Ладынин докладывал об этом с возмущением. Максим заметил, что доктор сразу переменился: густые брови его сошлись в одну линию, морщины на лбу стали глубже.
– В такой ответственный момент, когда наша маленькая, но, скажу я, дружная, трудолюбивая организация напрягает все свои силы, один из членов её спокойно прохлаждается. Стыд и позор! Мы говорим об укреплении дисциплины в колхозах, а товарищ Мурашка разваливает её. Все лодыри на вас пальцами показывают. Вон, мол, коммунист и тот не очень-то набрасывается на колхозную работу, а что же нам… Ко мне женщины приходят жаловаться на вас. Не было вас, они работали, выбивались из сил, чтобы мы в армии ни в чем не нуждались, вернулись вы, и опять они вынуждены вас кормить. Стыд!
– Я чужого хлеба не ем!
– Нет, выходит, что едите…
Максим подумал: «Однако старик крут… Попадись ему в руки – в дугу согнет».
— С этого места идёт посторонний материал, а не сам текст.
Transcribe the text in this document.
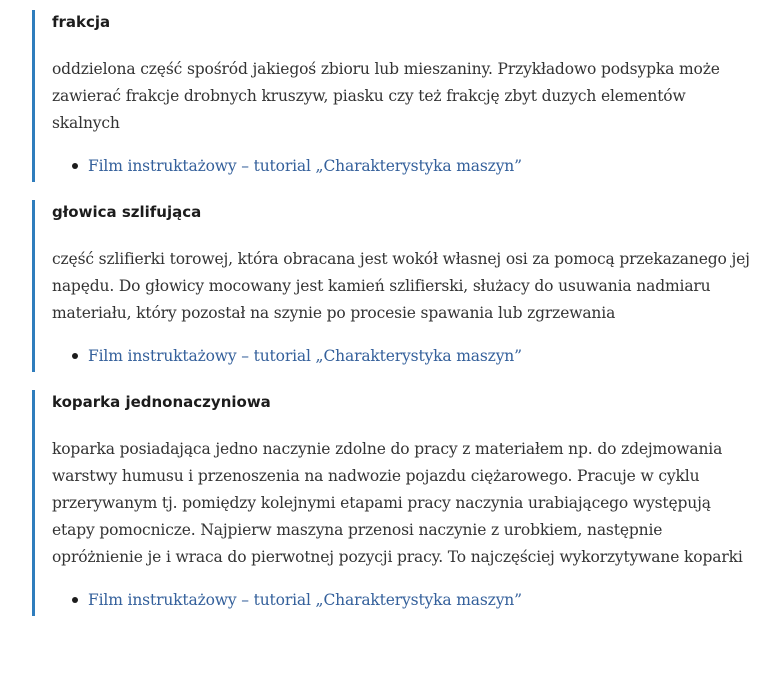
frakcja

oddzielona część spośród jakiegoś zbioru lub mieszaniny. Przykładowo podsypka może zawierać frakcje drobnych kruszyw, piasku czy też frakcję zbyt duzych elementów skalnych

Film instruktażowy – tutorial „Charakterystyka maszyn”
głowica szlifująca

część szlifierki torowej, która obracana jest wokół własnej osi za pomocą przekazanego jej napędu. Do głowicy mocowany jest kamień szlifierski, służacy do usuwania nadmiaru materiału, który pozostał na szynie po procesie spawania lub zgrzewania

Film instruktażowy – tutorial „Charakterystyka maszyn”
koparka jednonaczyniowa

koparka posiadająca jedno naczynie zdolne do pracy z materiałem np. do zdejmowania warstwy humusu i przenoszenia na nadwozie pojazdu ciężarowego. Pracuje w cyklu przerywanym tj. pomiędzy kolejnymi etapami pracy naczynia urabiającego występują etapy pomocnicze. Najpierw maszyna przenosi naczynie z urobkiem, następnie opróżnienie je i wraca do pierwotnej pozycji pracy. To najczęściej wykorzytywane koparki

Film instruktażowy – tutorial „Charakterystyka maszyn”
Мурашка попробовал оправдаться, начал говорить шутливо, с прибаутками:
– …Неужто за пять лет я не заслужил каких-нибудь трех месяцев отдыха?
«Неужели и я не имею права отдохнуть? – подумал Максим, оправдывая в мыслях Мурашку. – Неужели на другой же день нужно запрягаться в работу?»
На вопрос Мурашки ответил Примак.
– Отдыха! – зло выкрикнул он и поднялся, выхватив из кармана пустой рукав. – Я вот каким пришел из госпиталя и через неделю уже работал в МТС. А ты – здоровый как бык, из морды кровь вот-вот брызнет – решил полгода отдыха себе дать… Стыдился б людям в глаза глядеть! На какие средства ты пьешь? Скажи собранию! Накрал, когда был старшиной? А-а? Исключить его, чтоб не позорил святое звание…
Мурашка, который сперва говорил спокойно, с усмешкой, видимо рассчитывая, что дело ограничится товарищеской беседой, вроде тех, какие уже не раз вел с ним Ладынин, вдруг побледнел и рванулся к Примаку.
– Ты… мне… Ты докажи свои слова… – Голос его дрожал.
Поднялся Вячера, отогнал ладонью дым от лица.
– Михаил Алексеевич немного погорячился, но я его понимаю… Я сам не мог без возмущения смотреть на такое поведение члена партии.
У Лесковца пропало желание выступить в защиту своего односельчанина. Мурашку «разносили» безжалостно: как говорится, «не оставили живого места». Особенно резко говорил Лазовенка – он не кричал, как Примак, говорил внешне спокойно и сдержанно, но краска на лице и глаза выдавали его возмущение.
Мурашка молчал, боясь взглянуть товарищам в глаза. Он то становился белее стены, то шея его багровела и на висках надувались вены.
Все выступавшие после Примака предлагали вынести ему выговор. Мурашка попросил слова.
– Товарищи, простите. Завтра же иду на работу… И буду работать так… Ну, одним словом, так, как полагается коммунисту. На любой участок поставьте – нигде не подведу.